Early voting starts tomorrow, October 18th. Around 20,000 Floridians have already voted via absentee ballot (and Florida law does not require any voter requesting an absentee ballot to actually be absent from their voting precinct). Many people are eager to vote, or they’re eager to just get it over with.
Let alone the candidates for federal and state offices, there are also local candidates to choose from for county and city seats, and then there are the amendments, judicial candidates and other ballot issues, and I want to stress to you that just about all of the ballot items are complex. Reading the ballot items or coming across a few editorial opinions or political discussions are not going to provide enough information and perspective for most of the issues on the ballot. Some of the issues seem to make sense to many voters, but the ramifications and the political realities actually make most of the issues much less obvious than I think many people realize.
WPBT Channel 2 has been covering the candidates, amendments and other ballot issues this past week, and “Issues” host Helen Ferre isn’t done yet with her program’s coverage. Michael Putney has yet to complete his own coverage of the candidates and ballot issues on his Sunday program, “This Week in South Florida.” He’ll be continuing his interviews, editorial opinions and coverage over the next two weeks.
You can watch Helen Ferre’s interviews regarding ballot issues here:
http://channel2.typepad.com/issues/election-coverage-2010.html
Well before the last primary, a friend of mine had received her absentee ballot and asked me for recommendations. After carefully studying the issues and the candidates, I put my recommendations in writing, but it was already too late for her. Despite never following politics, let alone much news, she told me that she had gone ahead and voted anyway: “I just did the best I could,” she said.
A friend of mine recently asserted that if people could vote a year in advance, they would as soon as they received a ballot in the mail. If we could vote in candidates permanently, many people, he said, would just pick up their pens and start scratching away.
I want to urge everyone who checks into Blue Broward to or looks to the politically informed for recommendations to please… be patient! You do not have to vote as soon as you receive your ballot or within days after the early voting polls locations open. If you feel perfectly confident in your choices and you strongly believe in voting well ahead of Election Day, that’s your choice, but I’m apparently the only person who’s speaking up to say- hold off! Don’t vote yet!
Things change in the weeks before Election Day. New information comes out. Local coverage of ballot issues hasn’t been wrapped up yet. The issues may be much more complex than you realize, and there are likely, I believe, considerations that haven’t occurred to you until you hear new arguments. Scandals break out. News can be dug up after ballots are mailed out and early voting has begun. Opinions and recommendations can change.
There used to be something called Election Day, don’t ya know, and most people went in person into a voting booth. It’s been done. I think there’s good reason to wait and hear out all of the arguments and the analysis.
I will be posting my voting recommendations, but the pressure I feel to get them posted by tomorrow seems unreasonable to me. I hope that those of you who haven’t voted yet will take heed of the opinion regarding the ballot that I’ve confirmed thus far: it’s too early to vote on such complex and important issues. So, please, consider waiting a little while longer until at least more local coverage of the ballot issues have been discussed in our media.
There was a lot of enthusiasm for the last presidential election, and the presidential campaigns went on and on and on and on, at the total cost of what- a billion dollars? (Actually, estimates have been even higher).
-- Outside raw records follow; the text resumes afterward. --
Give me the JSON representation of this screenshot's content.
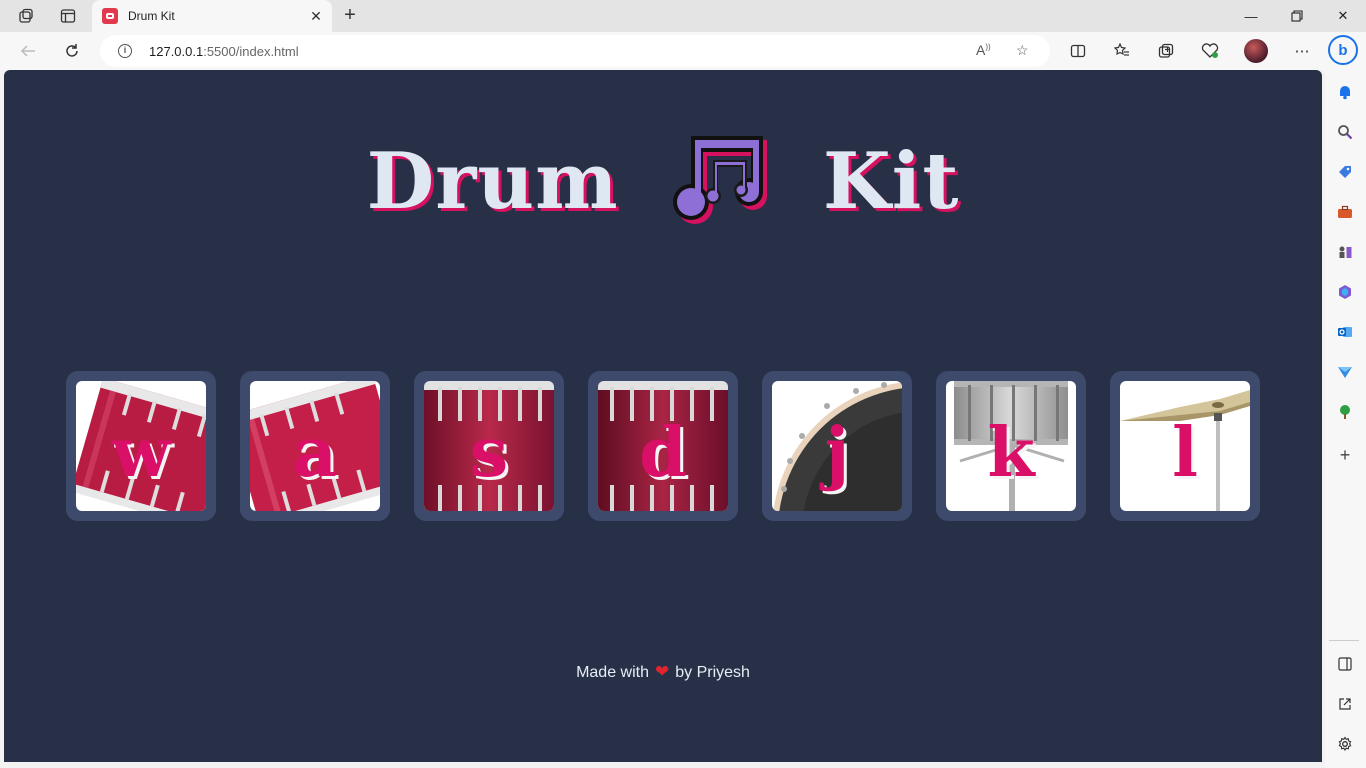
{
  "browser": {
    "tab_title": "Drum Kit",
    "url_host": "127.0.0.1",
    "url_path": ":5500/index.html",
    "accent": "#1a73e8"
  },
  "page": {
    "title_left": "Drum",
    "title_right": "Kit",
    "keys": [
      {
        "letter": "w",
        "image": "tom-drum-tilted"
      },
      {
        "letter": "a",
        "image": "tom-drum-tilted"
      },
      {
        "letter": "s",
        "image": "snare-drum"
      },
      {
        "letter": "d",
        "image": "snare-drum"
      },
      {
        "letter": "j",
        "image": "bass-drum"
      },
      {
        "letter": "k",
        "image": "silver-drum-stand"
      },
      {
        "letter": "l",
        "image": "crash-cymbal"
      }
    ],
    "footer_prefix": "Made with",
    "footer_suffix": "by Priyesh",
    "colors": {
      "background": "#283048",
      "key_frame": "#3e4a6b",
      "letter": "#da0f68",
      "title": "#dfe7f2",
      "title_shadow": "#d6115f"
    }
  }
}
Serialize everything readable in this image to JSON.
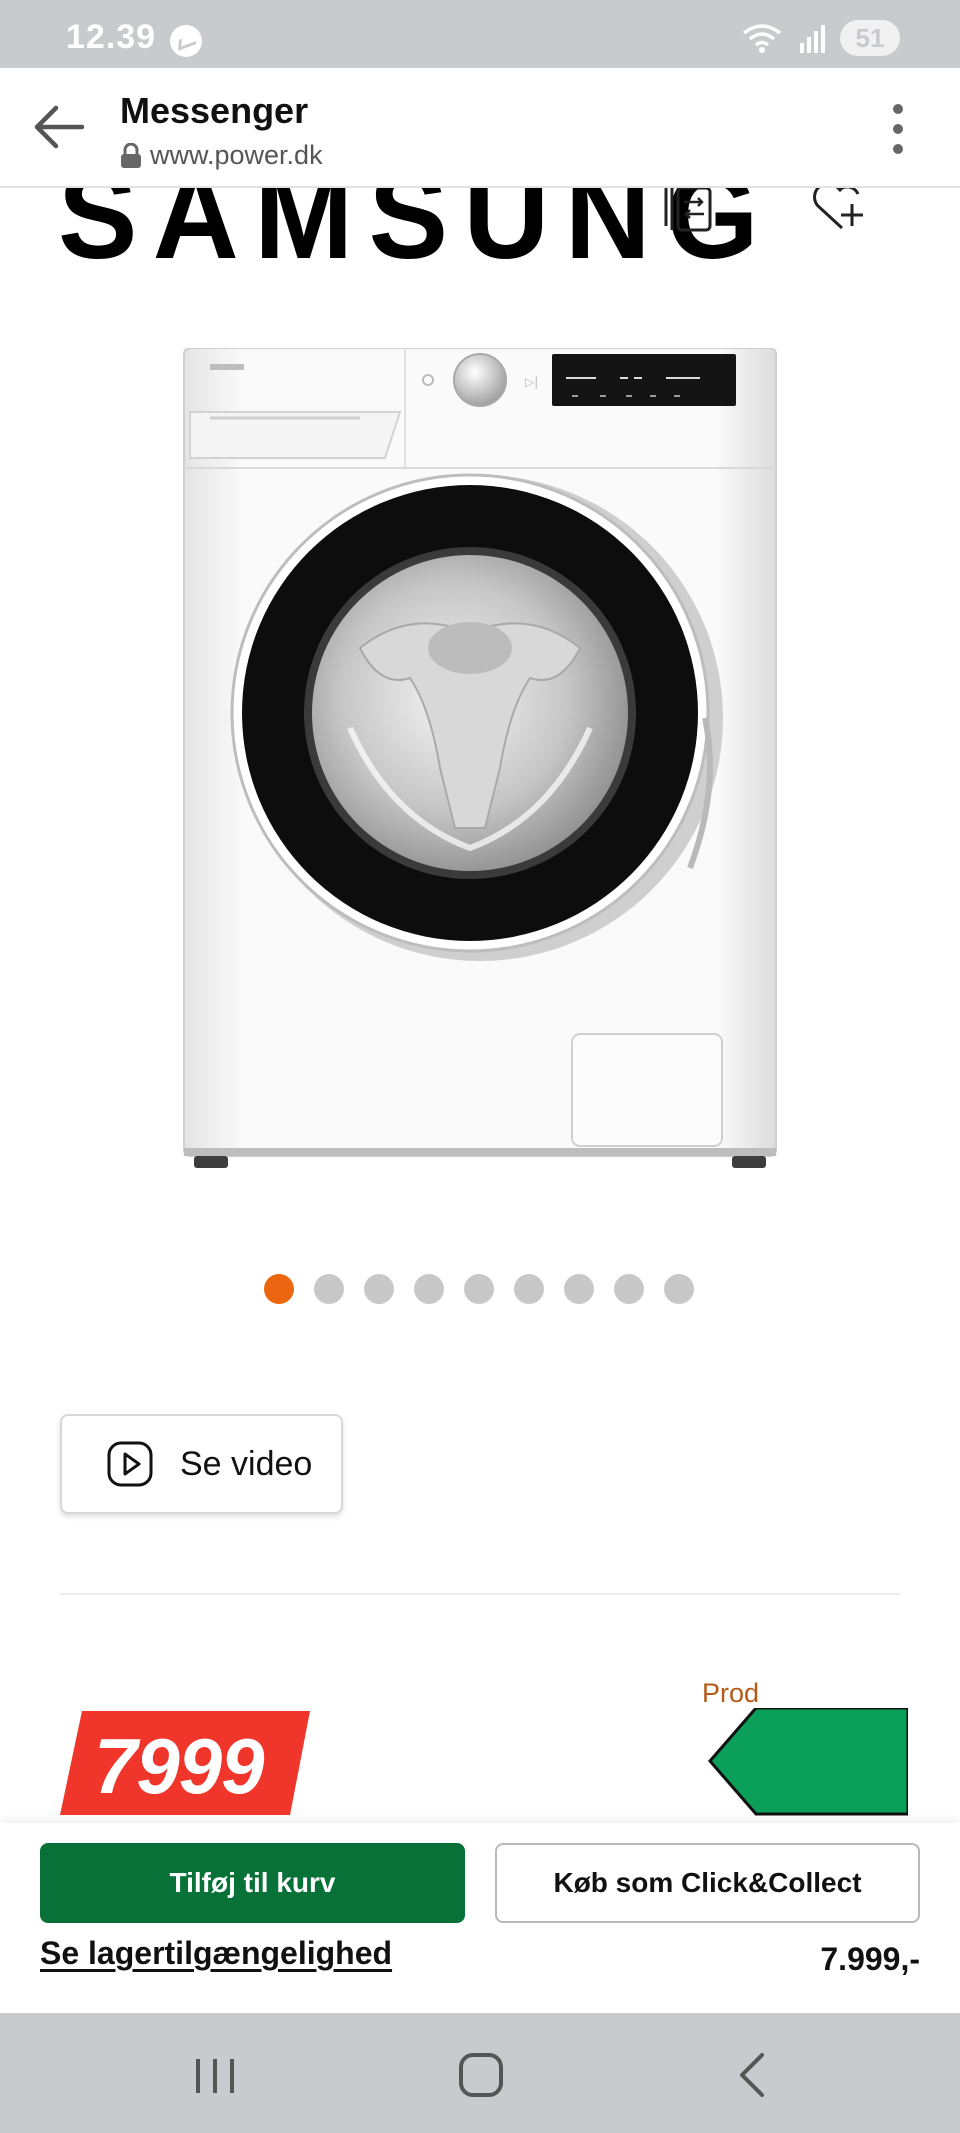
{
  "status_bar": {
    "time": "12.39",
    "battery": "51"
  },
  "browser": {
    "title": "Messenger",
    "url": "www.power.dk"
  },
  "product": {
    "brand": "SAMSUNG",
    "carousel": {
      "total": 9,
      "active_index": 0
    },
    "video_label": "Se video",
    "price_badge": "7999",
    "energy_label_partial": "Prod"
  },
  "actions": {
    "add_to_cart": "Tilføj til kurv",
    "click_collect": "Køb som Click&Collect",
    "stock_link": "Se lagertilgængelighed",
    "price": "7.999,-"
  },
  "colors": {
    "accent_orange": "#ec6611",
    "cart_green": "#087137",
    "price_red": "#f0352a",
    "energy_green": "#0aa05a"
  }
}
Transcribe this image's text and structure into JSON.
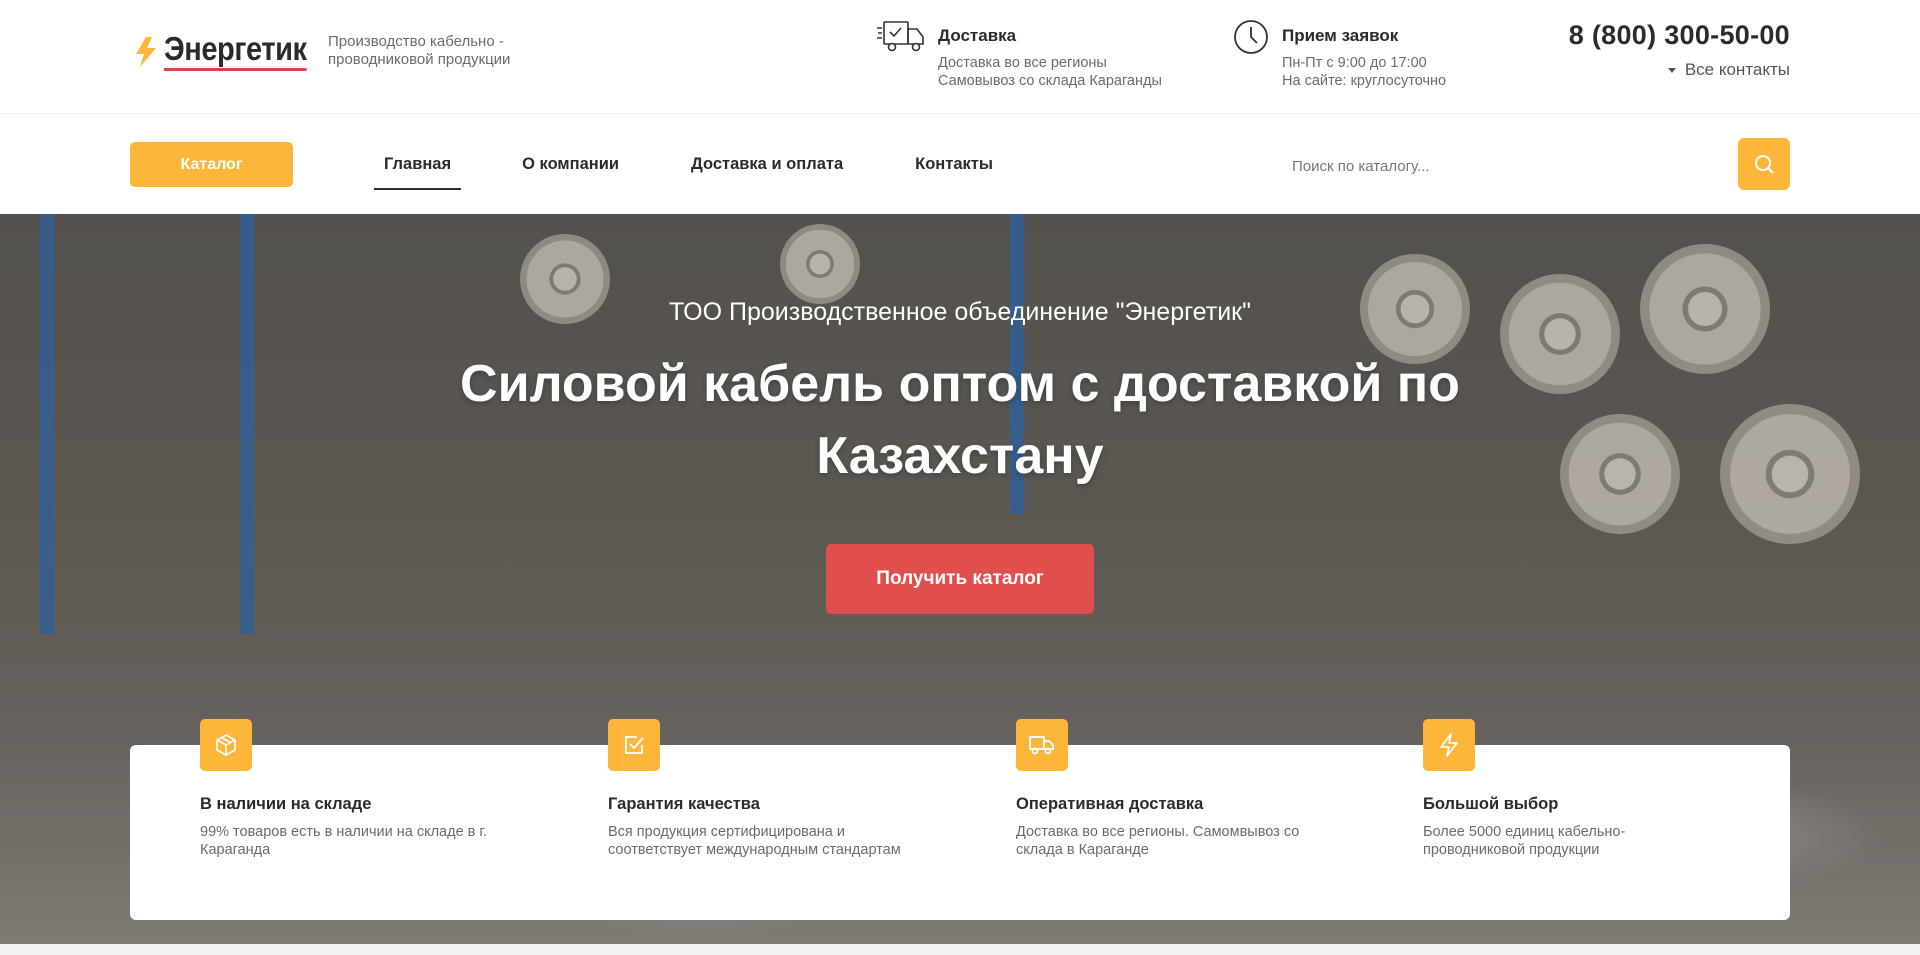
{
  "header": {
    "logo_text": "Энергетик",
    "tagline": "Производство кабельно - проводниковой продукции",
    "delivery": {
      "title": "Доставка",
      "lines": [
        "Доставка во все регионы",
        "Самовывоз со склада Караганды"
      ],
      "icon": "truck-icon"
    },
    "requests": {
      "title": "Прием заявок",
      "lines": [
        "Пн-Пт с 9:00 до 17:00",
        "На сайте: круглосуточно"
      ],
      "icon": "clock-icon"
    },
    "phone": "8 (800) 300-50-00",
    "contacts_link": "Все контакты"
  },
  "nav": {
    "catalog_button": "Каталог",
    "menu": [
      {
        "label": "Главная",
        "active": true
      },
      {
        "label": "О компании",
        "active": false
      },
      {
        "label": "Доставка и оплата",
        "active": false
      },
      {
        "label": "Контакты",
        "active": false
      }
    ],
    "search_placeholder": "Поиск по каталогу..."
  },
  "hero": {
    "subtitle": "ТОО Производственное объединение \"Энергетик\"",
    "title": "Силовой кабель оптом с доставкой по Казахстану",
    "button": "Получить каталог"
  },
  "features": [
    {
      "icon": "box-icon",
      "title": "В наличии на складе",
      "text": "99% товаров есть в наличии на складе в г. Караганда"
    },
    {
      "icon": "checkbox-icon",
      "title": "Гарантия качества",
      "text": "Вся продукция сертифицирована и соответствует международным стандартам"
    },
    {
      "icon": "truck-icon",
      "title": "Оперативная доставка",
      "text": "Доставка во все регионы. Самомвывоз со склада в Караганде"
    },
    {
      "icon": "lightning-icon",
      "title": "Большой выбор",
      "text": "Более 5000 единиц кабельно-проводниковой продукции"
    }
  ],
  "colors": {
    "accent": "#fdb63a",
    "cta": "#e04e4e",
    "text": "#2b2b2b",
    "muted": "#6b6b6b"
  }
}
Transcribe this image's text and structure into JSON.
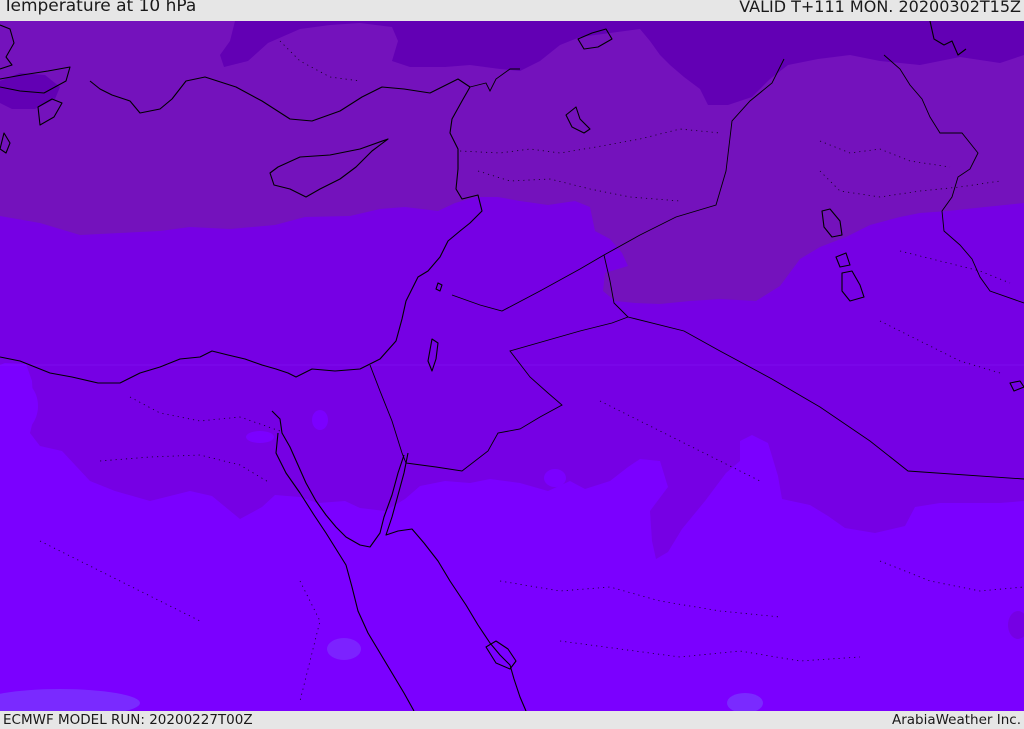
{
  "header": {
    "title": "Temperature at 10 hPa",
    "valid": "VALID T+111 MON. 20200302T15Z"
  },
  "footer": {
    "model_run": "ECMWF MODEL RUN: 20200227T00Z",
    "credit": "ArabiaWeather Inc."
  },
  "colors": {
    "band_darkest": "#6200b4",
    "band_dark": "#7412bc",
    "band_mid": "#7600e4",
    "band_light": "#7b00ff",
    "spot_blue": "#7c22ff",
    "coast": "#000000"
  }
}
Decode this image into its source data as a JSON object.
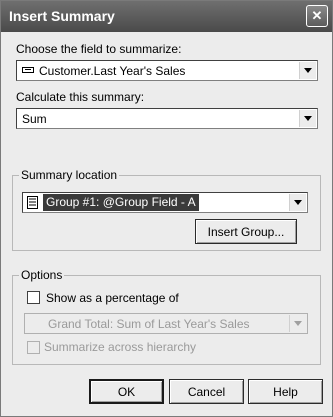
{
  "dialog": {
    "title": "Insert Summary",
    "close_icon": "close-icon"
  },
  "field": {
    "label": "Choose the field to summarize:",
    "value": "Customer.Last Year's Sales",
    "icon": "database-field-icon"
  },
  "summary": {
    "label": "Calculate this summary:",
    "value": "Sum"
  },
  "location": {
    "legend": "Summary location",
    "value": "Group #1: @Group Field - A",
    "icon": "group-icon",
    "insert_group_label": "Insert Group..."
  },
  "options": {
    "legend": "Options",
    "percentage_label": "Show as a percentage of",
    "percentage_checked": false,
    "percentage_value": "Grand Total: Sum of Last Year's Sales",
    "hierarchy_label": "Summarize across hierarchy",
    "hierarchy_checked": false
  },
  "footer": {
    "ok_label": "OK",
    "cancel_label": "Cancel",
    "help_label": "Help"
  }
}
The mid-term elections are not going to have that kind of turnout, and whatever reasons have been purported for having two weeks of early voting for both the primary elections as well as prior to November’s elections are, I suppose, just beyond me. I think the length of time for early voting in this cycle is excessive.
To ensure that you do get to vote, and in order to avoid unforeseen problems in either getting to your polling place or being allowed to vote, it is a good idea to vote prior to Election Day, if you can, so that any unexpected problem with your registration or logistics of getting to the polls might be worked out before Election Day. But so early? Mailing in a ballot weeks ago? I don’t get it, and I don’t recommend it.
I recommend that you follow as much of the local and national coverage as possible over the next two weeks, look for my recommendations if you care to, and vote closer to Election Day. I’ll be putting all of my recommendations together as soon as possible, but for right now, the day before early voting begins, I think it’s just too early to confirm all of my decisions. I’ll be holding off at least a few more days, and I hope that you will, too.